— А что я знаю, а что я знаю, — запела Нюрка, прыгая на одной ноге, когда Алексей Николаевич поравнялся с ней.

Спутник радостно щёлкал хвостом по знакомым голенищам, задирал голову вверх, будто пытался понять, что ответит Алексей Николаевич.

— А мне ни чуточку не интересно, — замурлыкал Афанасьев, поддразнивая удочками Спутника.

— Нет, интересно, дядя Алексей, очень будет интересно, — и тут Алексей Николаевич уловил, что за напускной беззаботностью скрыты слёзы.

Он снял со спины берестяной кошель, пошёл к плетню, не спеша уселся на траве, вытянув ноги.

— Показать, какого я окуня поймал? Могу даже подарить в твой зверинец, он у меня в таком специальном кисете, вода в нём держится.

— Дядя Алёша, они танк строят, — голос у Нюрки дрожал, глаза она отвела в сторону. — Настоящий, я видела, сама видела. Смеются, говорят, зоотехница. Куда ей.

…Всю команду они застали в сборе. На школьном дворе, около дровяного сарая кипела работа. Стучали молотки, повизгивала пила. Трое ребят приспосабливали дощатую платформу на толстые деревянные колёса. Двое других трудились у готового конусообразного ящика. Высокий парнишка в красной испанке старательно выводил кисточкой на борту ящика ярко-красную звезду. Вверху стояла цифра «164».

— Значит так, привёл вам медсестру, — сказал, поздоровавшись, Алексей Николаевич, делая вид, что ему здесь всё давно знакомо. — Без медицины в бой не ходят. Всякое ведь может стрястись, правда? Вот рекомендую — Нюра, человек стоящий.

Стук молотков умолк. Ребята были застигнуты врасплох.

— Вы плохо не думайте, доски нам в лесопункте дали, — сказал Федя Мишин. — Ну вот мы и решили… Потом игру организуем, «Зарницу»…

Алексей Николаевич засмеялся, хлопнул Федю по плечу.

— Нюра, отнеси-ка кошель своей маме, — крикнул Алексей Николаевич, снимая китель. — Пусть рыбу почистит. И вот ещё что. Принеси мне хлеба и луковицу, значит так. Да возвращайся побыстрее — тут, я гляжу, работа всем найдётся. Берёте нас в компанию, мужики, или как?

На восьмой день он уезжал. Проводить его пришли многие односельчане. Все они знали его, молодые сдержанно попрощались за руку. Старушка Лидия Захаровна, подруга матери, по старому карельскому обычаю прижала его к сердцу, три раза погладила по плечу рукой.

В Гирвас ехали на сельповской телеге. Лошадь шла медленно, останавливаясь, хватала на обочине пучки сочной травы.

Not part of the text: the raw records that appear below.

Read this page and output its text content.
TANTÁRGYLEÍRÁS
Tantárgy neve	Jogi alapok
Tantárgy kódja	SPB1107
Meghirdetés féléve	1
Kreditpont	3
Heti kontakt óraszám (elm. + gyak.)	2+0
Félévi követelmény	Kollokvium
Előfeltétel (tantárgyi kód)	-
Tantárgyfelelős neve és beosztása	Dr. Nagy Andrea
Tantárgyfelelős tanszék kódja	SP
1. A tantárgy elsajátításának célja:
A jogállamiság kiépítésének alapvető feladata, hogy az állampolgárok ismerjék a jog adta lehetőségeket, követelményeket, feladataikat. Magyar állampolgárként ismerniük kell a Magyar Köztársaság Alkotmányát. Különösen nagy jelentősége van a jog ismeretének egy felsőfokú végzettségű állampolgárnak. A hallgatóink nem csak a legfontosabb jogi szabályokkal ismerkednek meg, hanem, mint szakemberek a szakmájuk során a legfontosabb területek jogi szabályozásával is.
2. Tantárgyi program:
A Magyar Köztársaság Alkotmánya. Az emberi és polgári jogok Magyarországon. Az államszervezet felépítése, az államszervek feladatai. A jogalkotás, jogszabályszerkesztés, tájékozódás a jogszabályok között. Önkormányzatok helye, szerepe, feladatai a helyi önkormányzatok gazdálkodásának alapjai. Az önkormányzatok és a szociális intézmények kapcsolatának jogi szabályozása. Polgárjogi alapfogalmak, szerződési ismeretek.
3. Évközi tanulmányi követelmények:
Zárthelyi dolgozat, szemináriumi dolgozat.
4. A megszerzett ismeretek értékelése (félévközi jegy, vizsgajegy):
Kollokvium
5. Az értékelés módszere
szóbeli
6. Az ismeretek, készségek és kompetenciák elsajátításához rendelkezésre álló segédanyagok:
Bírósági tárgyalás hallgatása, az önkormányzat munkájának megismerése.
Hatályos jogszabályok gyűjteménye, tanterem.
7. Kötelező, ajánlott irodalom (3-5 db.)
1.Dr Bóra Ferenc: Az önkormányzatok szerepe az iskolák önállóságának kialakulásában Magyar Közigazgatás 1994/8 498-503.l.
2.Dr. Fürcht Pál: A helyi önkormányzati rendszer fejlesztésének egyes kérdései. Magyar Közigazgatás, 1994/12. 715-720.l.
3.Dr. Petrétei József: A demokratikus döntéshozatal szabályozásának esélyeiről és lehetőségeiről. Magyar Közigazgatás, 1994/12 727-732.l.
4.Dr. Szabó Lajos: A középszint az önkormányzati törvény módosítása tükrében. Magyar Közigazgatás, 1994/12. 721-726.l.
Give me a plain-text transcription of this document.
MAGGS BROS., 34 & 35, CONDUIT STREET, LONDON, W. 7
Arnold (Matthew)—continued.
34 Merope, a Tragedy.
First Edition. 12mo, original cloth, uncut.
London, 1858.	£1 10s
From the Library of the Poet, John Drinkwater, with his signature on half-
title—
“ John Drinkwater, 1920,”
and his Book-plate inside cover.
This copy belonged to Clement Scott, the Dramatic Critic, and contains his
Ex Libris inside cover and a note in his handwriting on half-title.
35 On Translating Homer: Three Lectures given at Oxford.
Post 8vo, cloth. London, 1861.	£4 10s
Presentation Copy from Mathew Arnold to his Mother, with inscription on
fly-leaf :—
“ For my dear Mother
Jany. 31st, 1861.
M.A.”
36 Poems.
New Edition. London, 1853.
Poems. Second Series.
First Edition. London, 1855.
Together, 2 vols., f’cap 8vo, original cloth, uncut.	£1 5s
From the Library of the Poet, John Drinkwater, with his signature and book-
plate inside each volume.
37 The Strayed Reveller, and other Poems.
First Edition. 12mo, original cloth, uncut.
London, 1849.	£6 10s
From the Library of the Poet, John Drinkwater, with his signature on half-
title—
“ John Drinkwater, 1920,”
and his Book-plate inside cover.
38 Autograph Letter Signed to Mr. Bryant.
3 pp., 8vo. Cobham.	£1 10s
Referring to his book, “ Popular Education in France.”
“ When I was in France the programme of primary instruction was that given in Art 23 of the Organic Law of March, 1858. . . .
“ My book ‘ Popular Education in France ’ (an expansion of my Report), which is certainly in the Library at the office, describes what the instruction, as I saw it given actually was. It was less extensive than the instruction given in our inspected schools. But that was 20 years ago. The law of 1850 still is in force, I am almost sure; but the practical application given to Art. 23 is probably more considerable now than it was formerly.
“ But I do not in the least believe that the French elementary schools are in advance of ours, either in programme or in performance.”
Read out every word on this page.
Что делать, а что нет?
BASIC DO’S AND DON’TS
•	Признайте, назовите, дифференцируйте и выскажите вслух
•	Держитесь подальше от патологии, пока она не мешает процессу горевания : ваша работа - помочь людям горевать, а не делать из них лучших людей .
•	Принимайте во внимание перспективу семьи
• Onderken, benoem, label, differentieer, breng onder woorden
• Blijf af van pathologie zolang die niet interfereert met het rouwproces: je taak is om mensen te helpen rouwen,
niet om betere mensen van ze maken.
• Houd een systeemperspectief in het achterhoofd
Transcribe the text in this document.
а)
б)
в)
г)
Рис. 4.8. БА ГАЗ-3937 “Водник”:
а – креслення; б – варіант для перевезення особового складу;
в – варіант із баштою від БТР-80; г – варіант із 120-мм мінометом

— Мой Витёк уже четвёртый день ночью домой заявляется, — рассказывала смеющаяся Вера, та, что живёт у магазина. — Говорит, в войну играем. Разделяются на два лагеря и кто кого. Все хотят у них танкистами быть. А вчерась учитель наш, Терентий Иванович, приходит в магазин, гвозди требует, говорит, ребята ещё один танк задумали сделать. Печалился, что не на гусеницах, а колёсный танк будет. Кругляши, сказывал, отпилили крепкие. Да всё серьёзно так толкует мне. Я посмеялась, а он обиделся. Говорит, скажи спасибо, что Алексей Николаевич ребятам слово толковое сказал. «Зарница», говорит, игра называется. По всей стране будто играет детвора.

— Да уж какое там толковое слово, — сказал Афанасьев, покусывая травинку.

— Жалеете, что уезжаете от нас? — помолчав, спросила Вера.

— Понимаешь, дела у меня всё-таки там, в городе. Не могу я сидеть без дела, значит так. Может, кто меня ищет. Может, нужно кому что-либо сделать. А я тут прохлаждаюсь. Хворь мою как рукой сняло. Словно десять лет мне скостил кто. Дышится легко, как в молодости, в голове не шумит. Одним словом — подлечился. Хорошо, что поехал. Слов нет, как хорошо мне сейчас.